More than 400 convictions in Virginia could be overturned after prosecutors found evidence the arresting cop was racist. 25-year-old Jonathan Freitag is accused of making up reasons to pull people over and planting drugs in their vehicles in Fairfax County, the Washington Post reported.
Freitag has not been criminally charged, though he is being investigated, according to the Post. The allegations were revealed Friday as attorneys worked to free an ex-firefighter sentenced to three years in prison based on a Freitag traffic stop.

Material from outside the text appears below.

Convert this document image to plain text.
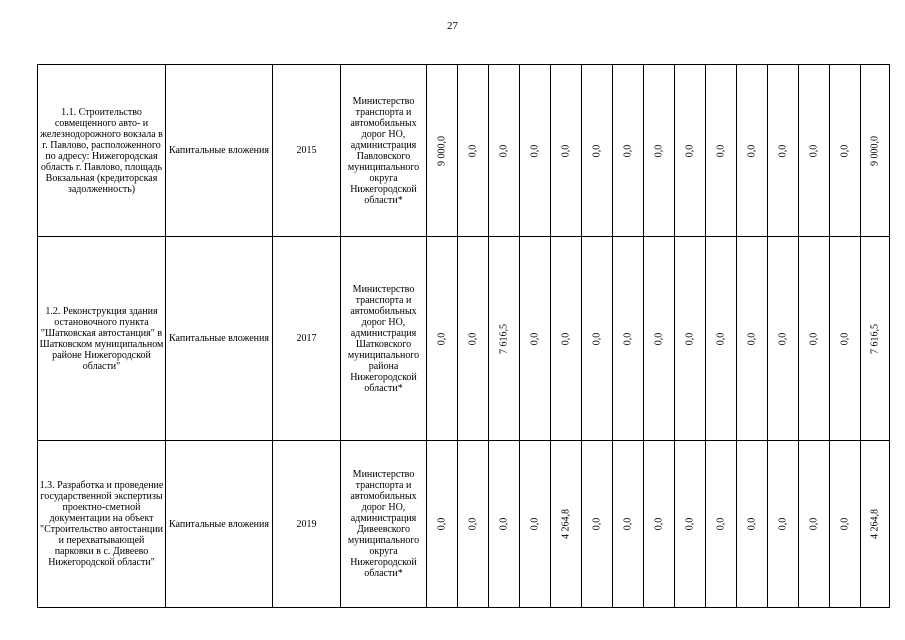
27
1.1. Строительство совмещенного авто- и железнодорожного вокзала в г. Павлово, расположенного по адресу: Нижегородская область г. Павлово, площадь Вокзальная (кредиторская задолженность)	Капитальные вложения	2015	Министерство транспорта и автомобильных дорог НО, администрация Павловского муниципального округа Нижегородской области*	9 000,0	0,0	0,0	0,0	0,0	0,0	0,0	0,0	0,0	0,0	0,0	0,0	0,0	0,0	9 000,0

1.2. Реконструкция здания остановочного пункта "Шатковская автостанция" в Шатковском муниципальном районе Нижегородской области"	Капитальные вложения	2017	Министерство транспорта и автомобильных дорог НО, администрация Шатковского муниципального района Нижегородской области*	0,0	0,0	7 616,5	0,0	0,0	0,0	0,0	0,0	0,0	0,0	0,0	0,0	0,0	0,0	7 616,5

1.3. Разработка и проведение государственной экспертизы проектно-сметной документации на объект "Строительство автостанции и перехватывающей парковки в с. Дивеево Нижегородской области"	Капитальные вложения	2019	Министерство транспорта и автомобильных дорог НО, администрация Дивеевского муниципального округа Нижегородской области*	0,0	0,0	0,0	0,0	4 264,8	0,0	0,0	0,0	0,0	0,0	0,0	0,0	0,0	0,0	4 264,8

Elon Wilson, a former Washington, D.C., firefighter, is the only person still locked up based on Freitag’s suspected misconduct, the Associated Press reported. Wilson’s defense attorneys and county prosecutors both argued for his release Friday. Freitag stopped Wilson, a 23-year-old Black man, on April 3, 2018, and said he swerved over the center yellow line, according to the Post. Freitag then searched Wilson’s car and allegedly found drugs and a gun. Facing a maximum of 10 years in prison, Wilson took a plea deal in 2019, in which he maintained his innocence but admitted he’d probably be convicted given the evidence, local radio station WTOP reported. The deal sent Wilson to prison for three years, and he lost his job.
Surveillance video of the arrest showed Wilson did nothing illegal. After multiple, unrelated complaints, internal investigators at the Fairfax County Police Department began reviewing Freitag’s traffic stops. During that investigation, Freitag admitted that the stops were a “pretext” for searching cars for guns and drugs, according to the Post. Prosecuting attorney Steve Descano said Freitag’s stops showed “potentially racially biased motive and racially biased impact.”
“They looked at 1,400 stops. When you’re looking at the stops, a very clear pattern emerged,” read a court filing from Descano, the Fairfax County Commonwealth’s Attorney. “The officer involved has a long history of improper and unjust stops with a racially disparate impact,” Descano told WTOP.
Descano said Freitag admitted to a third party that he was targeting Black people in the stops, the Post reported. Freitag has denied the allegations of racism. Prosecutors said Freitag was involved in 932 cases during his three years as a Fairfax cop, according to the Post. Most were low level cases, but seven were felonies. In addition to the estimated 400 convictions, 21 pending cases were tossed.
Freitag resigned from the Fairfax County Police Department in May 2020. He was hired in August 2020 by the Brevard County Sheriff’s Office in Florida, but canned two weeks ago, according to the Post. The two law enforcement agencies have sparred over who was to blame for his hiring in Florida given his record in the D.C. suburbs.